I note that in both cases the corresponding pod manifest set the environment variable BUILDKITE_SCRIPT_PATH to contain the script I provided.

So I have the following questions:

  • Is podSpec actually required by the kubernetes plugin and agent-stack-k8s? Or is the first example’s behavior expected and officially supported?
  • If podSpec is provided, is ignoring the command script the expected behavior, or is running both scripts what’s expected? (i.e. is this a bug?)
  • If either behavior is expected, should the agent-stack-k8s documentation and/or examples be updated to note this use case? I would love for at least the former to be supported since that would make converting existing steps simple (just add the plugins: [kubernetes: {gitEnvFrom: agent-stack-ssh}] field), as opposed to completely rewriting the steps to embed their commands inside of the podSpec.

Hello again @mbarrien!

Thanks for the question - hope you’ve been well :wave:

For both pointers #1 and #2 - that can fortunately be answered with the way that the scheduler in the K8s plugin parses plugin definitions. Upon creation, a job wrapper is created and for which the plugins specified by it are parsed. Further down, the Kubernetes job is then built - and specifically, if there is no podSpec defined in the kubernetes plugin, defaults are used (agent container and substituted step (job) level command respectfully). The latter case where you had both a podSpec and a step (job) level command also explains the behaviour that you saw from the code above: since there was a podSpec definition in the kubernetes plugin, its config was parsed and hence why its echo/sleep commands were run from within the busybox container (as parsed and created by the controller)

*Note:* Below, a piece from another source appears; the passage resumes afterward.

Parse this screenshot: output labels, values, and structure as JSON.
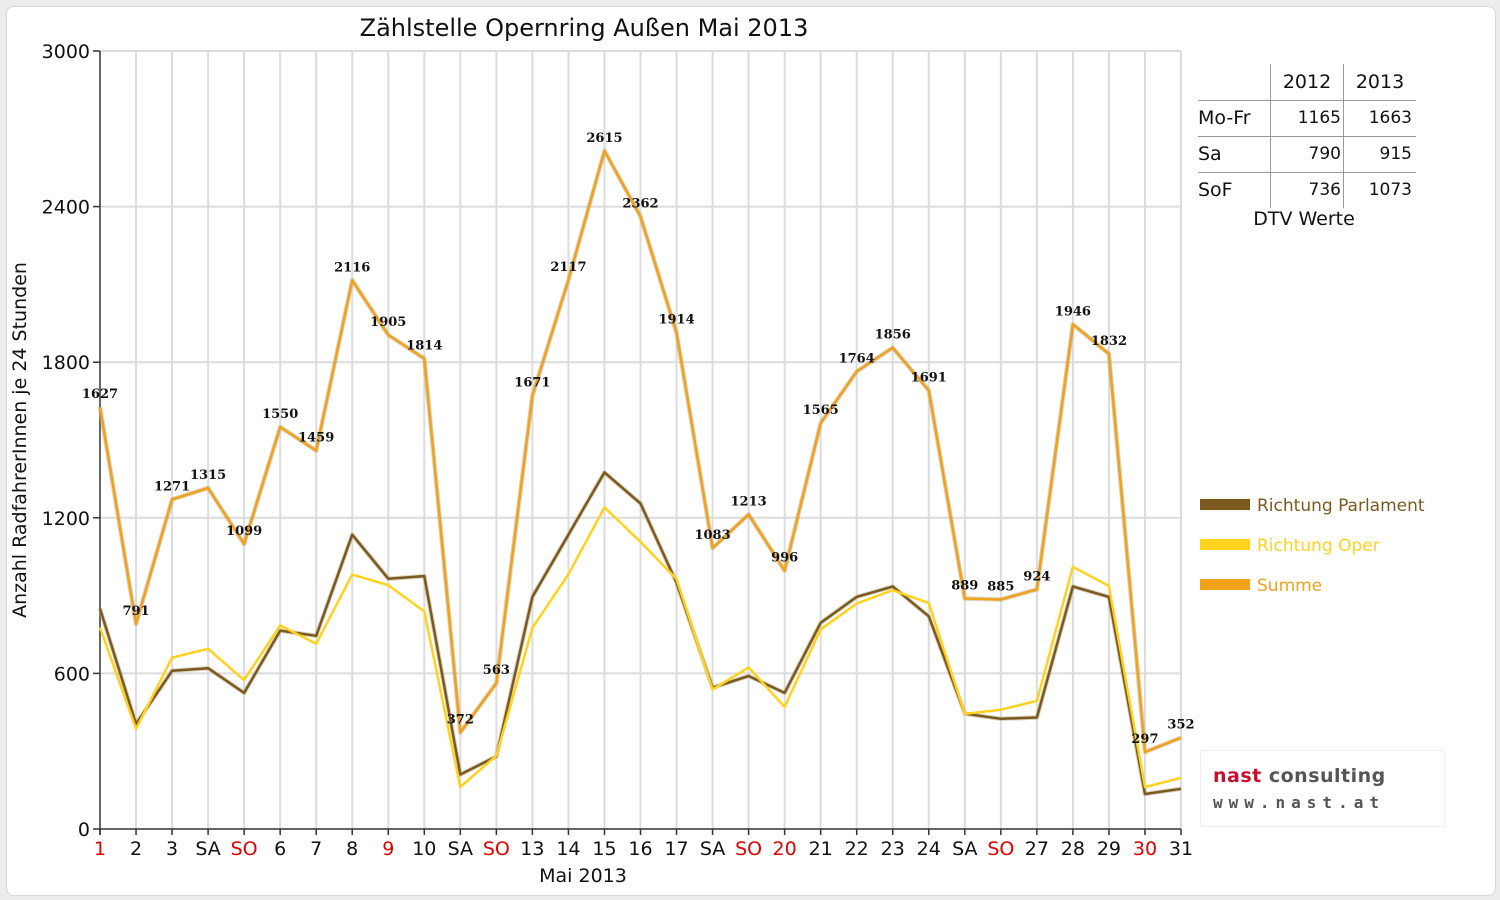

The folks behind the Kubernetes stack are always keen on improvements that can be made with it - you’re welcome to submit any issue onto the repo: and in tandem, I’ll get this up to the folks to parlay into improvements (and potentially cleaner explanations for the order of config operations - especially if there is both a top-level command along with a podSpec definition).

Thanks for pointing me at the code and showing me the behavior is hardcoded in. (And I see that the behavior was added in Run command jobs with no plugin config by benmoss · Pull Request #36 · buildkite/agent-stack-k8s · GitHub). My biggest question in that case is, can we rely on this behavior (falling back on “command” if no podSpec is provided) officially, or can this behavior be removed in future versions of agent-stack-k8s, since it isn’t officially documented? I don’t want to rely on undocumented features based on examining what the code does, and then have it ripped away later on if your team decides to go a different route.

Thanks!

No worries! :slight_smile:

I’ve brought the callout of said functionality up with the repo owners: since its inclusive in code, you’re definitely implored to rely on the functionality - its just a case where the explanation that the above feature and respective PR was missed (and also with some examples too - which is where I’ve called out for a specific example / few to make it clear).